The first requirement of belief is to discard reason.
Where's Nick with his definitions when you need him?
I don't agree with that statement, Dave. I don't think that it's a requirement to discard reason in order to believe anything, including believing in something that you personally have never experienced. I've never been to Neptune, witnessed a top quark, or seen a black hole up close - but I believe that they exist. Heck, I've never been to Idaho, but I believe that it actually exists and that potatos aren't formed in factories.
I don't think that requires me to discard reason. My beliefs are formed upon my intellectual examinations of what I consider to be facts or supporting evidence (my trust in the source of the information, for example).
The sum total of documented experiences by the human species is likely to be infinitesimally small compared to those that are possible within the
known universe, and the total of experiences by one single human is much smaller than even that.

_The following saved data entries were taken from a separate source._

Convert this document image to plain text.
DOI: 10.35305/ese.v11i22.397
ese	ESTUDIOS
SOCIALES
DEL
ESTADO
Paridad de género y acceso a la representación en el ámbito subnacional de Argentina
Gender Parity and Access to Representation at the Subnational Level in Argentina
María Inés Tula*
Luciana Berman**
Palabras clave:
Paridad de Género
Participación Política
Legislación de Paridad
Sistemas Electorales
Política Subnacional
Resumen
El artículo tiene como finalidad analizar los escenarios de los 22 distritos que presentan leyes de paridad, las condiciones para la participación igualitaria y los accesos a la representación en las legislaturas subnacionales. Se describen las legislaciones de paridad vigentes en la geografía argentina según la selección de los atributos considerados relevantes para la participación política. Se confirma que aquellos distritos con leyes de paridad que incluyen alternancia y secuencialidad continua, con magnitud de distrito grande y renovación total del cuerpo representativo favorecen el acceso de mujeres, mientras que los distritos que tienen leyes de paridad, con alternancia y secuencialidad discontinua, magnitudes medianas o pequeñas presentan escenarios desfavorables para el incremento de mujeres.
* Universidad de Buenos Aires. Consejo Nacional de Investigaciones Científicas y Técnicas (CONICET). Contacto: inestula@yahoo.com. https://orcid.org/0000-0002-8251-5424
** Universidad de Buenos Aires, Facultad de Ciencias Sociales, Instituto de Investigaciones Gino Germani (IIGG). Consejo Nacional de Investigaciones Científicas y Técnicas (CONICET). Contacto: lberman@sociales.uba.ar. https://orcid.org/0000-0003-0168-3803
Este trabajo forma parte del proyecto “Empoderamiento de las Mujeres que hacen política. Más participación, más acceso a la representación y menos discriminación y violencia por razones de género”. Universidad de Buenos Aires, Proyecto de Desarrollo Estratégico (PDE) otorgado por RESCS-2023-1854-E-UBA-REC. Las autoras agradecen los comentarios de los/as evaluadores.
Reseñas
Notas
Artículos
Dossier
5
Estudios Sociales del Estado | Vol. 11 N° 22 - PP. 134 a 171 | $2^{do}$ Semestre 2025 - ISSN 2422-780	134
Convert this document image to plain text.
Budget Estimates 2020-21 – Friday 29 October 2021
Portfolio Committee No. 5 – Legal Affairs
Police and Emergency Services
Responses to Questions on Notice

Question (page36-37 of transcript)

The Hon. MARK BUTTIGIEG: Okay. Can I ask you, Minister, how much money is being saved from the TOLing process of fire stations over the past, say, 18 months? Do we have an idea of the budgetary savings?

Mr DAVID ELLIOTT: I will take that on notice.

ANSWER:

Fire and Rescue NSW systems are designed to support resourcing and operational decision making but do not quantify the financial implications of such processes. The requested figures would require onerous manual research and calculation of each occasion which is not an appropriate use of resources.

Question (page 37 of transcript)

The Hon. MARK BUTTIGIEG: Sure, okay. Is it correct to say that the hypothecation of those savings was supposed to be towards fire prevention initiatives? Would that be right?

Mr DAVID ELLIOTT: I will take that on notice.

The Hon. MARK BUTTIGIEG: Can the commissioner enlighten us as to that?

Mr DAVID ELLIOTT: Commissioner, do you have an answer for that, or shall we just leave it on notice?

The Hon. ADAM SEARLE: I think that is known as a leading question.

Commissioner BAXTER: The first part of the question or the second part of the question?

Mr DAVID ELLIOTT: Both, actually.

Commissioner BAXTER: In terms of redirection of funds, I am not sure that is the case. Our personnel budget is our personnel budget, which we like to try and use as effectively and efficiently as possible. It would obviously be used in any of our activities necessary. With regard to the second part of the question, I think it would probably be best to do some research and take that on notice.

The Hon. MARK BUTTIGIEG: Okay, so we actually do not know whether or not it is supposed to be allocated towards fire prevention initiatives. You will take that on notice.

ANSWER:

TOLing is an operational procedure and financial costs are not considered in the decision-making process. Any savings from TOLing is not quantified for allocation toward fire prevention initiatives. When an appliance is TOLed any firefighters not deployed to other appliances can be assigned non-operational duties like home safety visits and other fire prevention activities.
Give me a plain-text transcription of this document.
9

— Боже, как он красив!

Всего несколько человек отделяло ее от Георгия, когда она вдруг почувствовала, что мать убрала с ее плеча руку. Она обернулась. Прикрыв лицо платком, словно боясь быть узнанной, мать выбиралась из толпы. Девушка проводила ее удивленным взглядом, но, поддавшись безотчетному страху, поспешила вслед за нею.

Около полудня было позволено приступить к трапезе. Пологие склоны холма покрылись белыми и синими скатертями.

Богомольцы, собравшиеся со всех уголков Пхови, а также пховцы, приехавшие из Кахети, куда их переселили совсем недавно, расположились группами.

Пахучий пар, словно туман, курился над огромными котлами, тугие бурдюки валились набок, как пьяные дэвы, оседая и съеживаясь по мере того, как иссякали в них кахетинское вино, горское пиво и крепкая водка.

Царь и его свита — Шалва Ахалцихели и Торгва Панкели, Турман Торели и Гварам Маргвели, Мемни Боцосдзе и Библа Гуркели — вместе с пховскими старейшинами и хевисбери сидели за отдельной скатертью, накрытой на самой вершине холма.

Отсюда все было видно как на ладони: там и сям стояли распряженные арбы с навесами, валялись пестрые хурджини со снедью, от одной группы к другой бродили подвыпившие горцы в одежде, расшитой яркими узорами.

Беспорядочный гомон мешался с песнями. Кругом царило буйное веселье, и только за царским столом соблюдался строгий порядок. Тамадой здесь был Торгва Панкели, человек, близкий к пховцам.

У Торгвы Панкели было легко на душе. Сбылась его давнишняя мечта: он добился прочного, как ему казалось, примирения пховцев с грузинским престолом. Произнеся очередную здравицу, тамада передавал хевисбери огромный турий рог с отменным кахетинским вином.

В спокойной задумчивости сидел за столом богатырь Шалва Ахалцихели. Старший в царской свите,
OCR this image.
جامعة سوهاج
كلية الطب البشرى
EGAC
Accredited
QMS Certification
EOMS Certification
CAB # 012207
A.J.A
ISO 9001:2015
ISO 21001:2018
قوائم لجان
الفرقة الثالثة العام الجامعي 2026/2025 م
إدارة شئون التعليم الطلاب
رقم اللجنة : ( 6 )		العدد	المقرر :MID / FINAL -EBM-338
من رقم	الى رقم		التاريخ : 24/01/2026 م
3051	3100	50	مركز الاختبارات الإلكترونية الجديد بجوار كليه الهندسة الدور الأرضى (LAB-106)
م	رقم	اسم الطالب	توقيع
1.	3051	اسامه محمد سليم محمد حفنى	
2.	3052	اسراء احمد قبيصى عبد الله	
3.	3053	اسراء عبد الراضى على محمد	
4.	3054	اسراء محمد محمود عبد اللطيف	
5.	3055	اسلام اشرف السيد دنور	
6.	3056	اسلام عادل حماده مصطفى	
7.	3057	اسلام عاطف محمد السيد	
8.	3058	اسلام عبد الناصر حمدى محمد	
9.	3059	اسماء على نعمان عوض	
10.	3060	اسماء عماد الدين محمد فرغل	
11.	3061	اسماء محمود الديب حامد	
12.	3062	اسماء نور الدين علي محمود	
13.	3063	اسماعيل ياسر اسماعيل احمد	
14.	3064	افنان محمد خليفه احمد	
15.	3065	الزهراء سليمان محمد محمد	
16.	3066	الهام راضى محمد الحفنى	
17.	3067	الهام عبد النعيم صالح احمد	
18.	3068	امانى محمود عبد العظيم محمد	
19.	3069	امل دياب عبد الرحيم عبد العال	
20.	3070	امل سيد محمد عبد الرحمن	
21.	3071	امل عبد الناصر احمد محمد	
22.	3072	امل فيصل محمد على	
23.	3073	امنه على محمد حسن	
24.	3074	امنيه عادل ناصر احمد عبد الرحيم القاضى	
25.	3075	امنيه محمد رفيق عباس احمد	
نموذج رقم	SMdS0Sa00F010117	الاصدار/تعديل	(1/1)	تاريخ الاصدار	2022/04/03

Almost all of us take things on faith, even those things that we view as science - we believe what others tell us even though we personally have no evidence or proof of it.
I'm not saying that you do, Dave, or that any particular person does - but a lot of us do. Maybe you only believe things for which you have first hand experience with repeatable results. There's nothing wrong with that. Perhaps you view my posts as text that may or may not have been input by another human. After all, you have evidence that the post exists, but you have no evidence of what caused it to exist.